Also Known As: Alazopram, Xanax
Alprazolam (trade name Xanax, available among other generic names) is a short-acting anxiolytic of the benzodiazepine class of psychoactive drugs. Alprazolam, like other benzodiazepines, binds to specific sites on the GABAA gamma-amino-butyric acid receptor. Alprazolam is commonly used and FDA approved for the treatment of panic disorder, and anxiety disorders, such as generalized anxiety disorder (GAD) or social anxiety disorder (SAD). Alprazolam is available for oral administration in compressed tablet (CT) and extended-release capsule (XR) formulations. Alprazolam possesses anxiolytic, sedative, hypnotic, skeletal muscle relaxant, anticonvulsant, and amnestic properties.

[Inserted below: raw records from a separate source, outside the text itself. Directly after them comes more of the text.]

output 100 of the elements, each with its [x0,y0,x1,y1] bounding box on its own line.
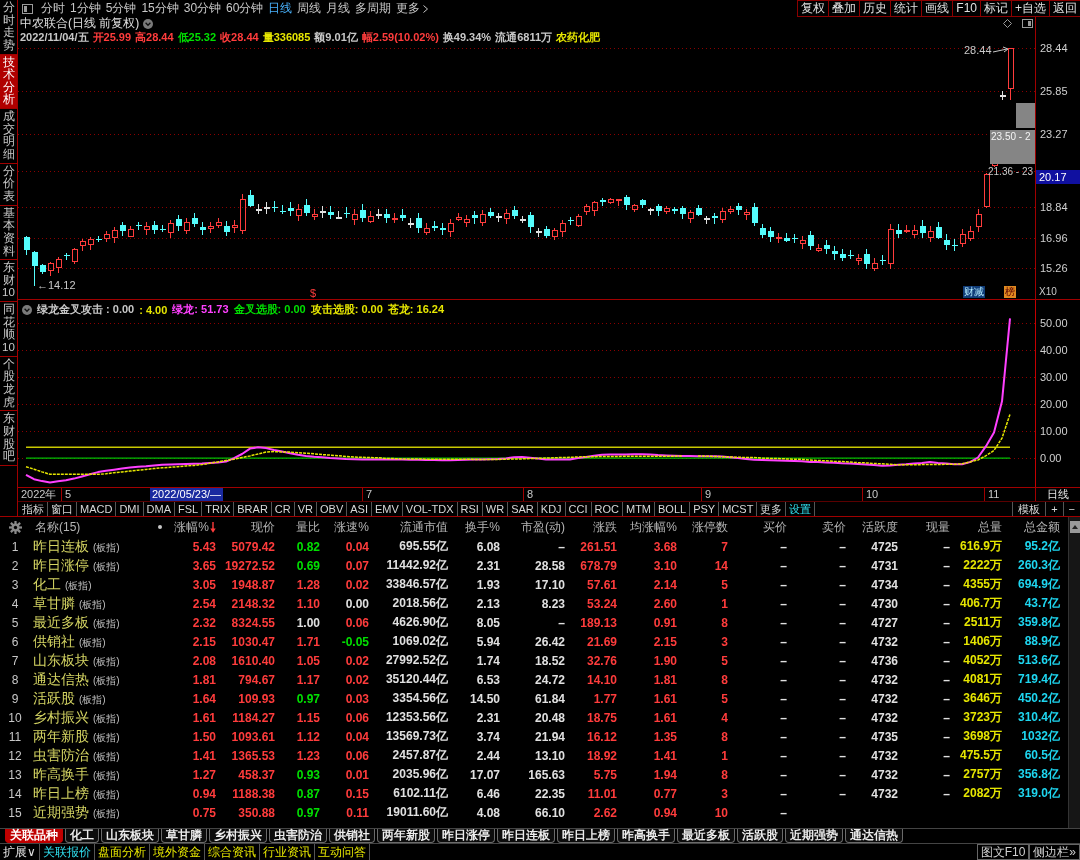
sector-tab[interactable]: 通达信热 [845,829,903,843]
toolbar-button[interactable]: +自选 [1011,0,1049,17]
toolbar-button[interactable]: 画线 [921,0,953,17]
period-tab[interactable]: 5分钟 [105,1,137,16]
event-badge[interactable]: 财减 [963,286,985,298]
sector-name[interactable]: 虫害防治 [33,746,89,765]
diamond-icon[interactable] [1003,19,1012,28]
sector-tab[interactable]: 最近多板 [677,829,735,843]
period-tab[interactable]: 分时 [41,1,65,16]
indicator-tab[interactable]: BOLL [655,502,691,516]
window-icon[interactable] [1022,19,1033,28]
period-tab[interactable]: 周线 [297,1,322,16]
indicator-tab[interactable]: 设置 [786,502,816,516]
settings-icon[interactable] [8,520,22,534]
column-header[interactable]: 量比 [275,518,320,536]
indicator-tab[interactable]: WR [482,502,509,516]
sector-name[interactable]: 化工 [33,575,61,594]
sector-tab[interactable]: 化工 [65,829,99,843]
period-tab[interactable]: 15分钟 [141,1,179,16]
toolbar-button[interactable]: 历史 [859,0,891,17]
scroll-up-icon[interactable] [1069,521,1080,533]
sector-name[interactable]: 昨日上榜 [33,784,89,803]
sector-tab[interactable]: 近期强势 [785,829,843,843]
sector-name[interactable]: 最近多板 [33,613,89,632]
sector-tab[interactable]: 虫害防治 [269,829,327,843]
sector-name[interactable]: 山东板块 [33,651,89,670]
period-tab[interactable]: 30分钟 [183,1,222,16]
indicator-tab[interactable]: SAR [508,502,538,516]
sector-name[interactable]: 乡村振兴 [33,708,89,727]
sector-tab[interactable]: 昨日上榜 [557,829,615,843]
sector-tab[interactable]: 草甘膦 [161,829,207,843]
indicator-tab[interactable]: MACD [77,502,117,516]
side-tab[interactable]: 成交明细 [0,109,17,164]
column-header[interactable]: 总量 [950,518,1002,536]
period-tab[interactable]: 日线 [268,1,293,16]
period-tab[interactable]: 多周期 [355,1,392,16]
sector-tab[interactable]: 活跃股 [737,829,783,843]
dropdown-icon[interactable] [143,18,154,29]
sector-tab[interactable]: 昨高换手 [617,829,675,843]
side-tab[interactable]: 分价表 [0,163,17,206]
toolbar-button[interactable]: F10 [952,0,980,17]
indicator-tab[interactable]: 更多 [757,502,787,516]
indicator-tab[interactable]: OBV [317,502,348,516]
sector-name[interactable]: 昨日连板 [33,537,89,556]
period-tab[interactable]: 更多 [396,1,429,16]
panel-button[interactable]: 侧边栏» [1029,844,1080,860]
toolbar-button[interactable]: 统计 [890,0,922,17]
column-header[interactable]: 买价 [728,518,787,536]
toolbar-button[interactable]: 返回 [1049,0,1080,17]
column-header[interactable]: 现量 [898,518,950,536]
sector-name[interactable]: 近期强势 [33,803,89,822]
sector-tab[interactable]: 昨日连板 [497,829,555,843]
column-header[interactable]: 涨幅% [170,518,216,536]
sector-tab[interactable]: 两年新股 [377,829,435,843]
side-tab[interactable]: 技术分析 [0,54,17,110]
toolbar-button[interactable]: 复权 [797,0,829,17]
side-tab[interactable]: 个股龙虎 [0,356,17,412]
indicator-tab[interactable]: VR [294,502,317,516]
side-tab[interactable]: 分时走势 [0,0,17,55]
dropdown-icon[interactable] [22,304,32,315]
side-tab[interactable]: 东财10 [0,260,17,303]
sector-tab[interactable]: 昨日涨停 [437,829,495,843]
indicator-tab[interactable]: TRIX [202,502,235,516]
toolbar-button[interactable]: 标记 [980,0,1011,17]
panel-toggle-icon[interactable] [22,3,33,14]
sector-name[interactable]: 两年新股 [33,727,89,746]
expand-button[interactable]: 扩展∨ [0,844,40,860]
column-header[interactable]: 涨跌 [565,518,617,536]
period-tab[interactable]: 1分钟 [70,1,101,16]
indicator-tab[interactable]: VOL-TDX [402,502,458,516]
column-header[interactable]: 涨速% [320,518,369,536]
scrollbar[interactable] [1068,517,1080,828]
column-header[interactable]: 卖价 [787,518,846,536]
side-tab[interactable]: 同花顺10 [0,302,17,357]
column-header[interactable]: 现价 [216,518,275,536]
sector-tab[interactable]: 供销社 [329,829,375,843]
sector-tab[interactable]: 关联品种 [5,829,63,843]
period-tab[interactable]: 60分钟 [226,1,264,16]
side-tab[interactable]: 东财股吧 [0,411,17,466]
column-header[interactable]: 流通市值 [369,518,448,536]
indicator-tab[interactable]: 指标 [19,502,48,516]
column-header[interactable]: 市盈(动) [500,518,565,536]
column-header[interactable]: 活跃度 [846,518,898,536]
column-header[interactable]: 涨停数 [677,518,728,536]
sector-tab[interactable]: 山东板块 [101,829,159,843]
sector-name[interactable]: 活跃股 [33,689,75,708]
indicator-tab[interactable]: FSL [175,502,203,516]
sector-name[interactable]: 昨日涨停 [33,556,89,575]
sector-name[interactable]: 草甘膦 [33,594,75,613]
zoom-level-label[interactable]: X10 [1039,286,1057,298]
period-tab[interactable]: 月线 [326,1,351,16]
column-header[interactable]: 名称(15) [30,518,81,536]
column-header[interactable]: 总金额 [1002,518,1060,536]
side-tab[interactable]: 基本资料 [0,205,17,261]
panel-button[interactable]: 图文F10 [976,844,1030,860]
column-header[interactable]: 换手% [448,518,500,536]
indicator-tab[interactable]: MTM [623,502,656,516]
column-header[interactable]: 均涨幅% [617,518,677,536]
sector-name[interactable]: 通达信热 [33,670,89,689]
indicator-tab[interactable]: ASI [347,502,372,516]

Alprazolam has a fast onset of action and symptomatic relief. 90% of peak benefits are achieved within the first hour of using either preparation for panic disorder, and full peak benefits are achieved in 1.5 and 1.6 hours respectively. Peak benefits achieved for generalized anxiety disorder (GAD) may take up to a week.Tolerance does not appear to develop to the anxiolytic effects but may develop to the sedative effects within a couple of days.Withdrawal symptoms or rebound symptoms may occur after ceasing treatment abruptly following a few weeks or longer of steady dosing, and may necessitate a gradual dose reduction.
Alprazolam is the most prescribed, and the most misused benzodiazepine on the U.S. retail market. The potential for abuse is low and is similar to that of other benzodiazepine drugs. Compared to the large number of prescriptions, relatively few individuals increase their dose on their own initiative or engage in drug-seeking behavior. Alprazolam is classified as a schedule C IV controlled substance by the U.S. Drug Enforcement Agency (DEA).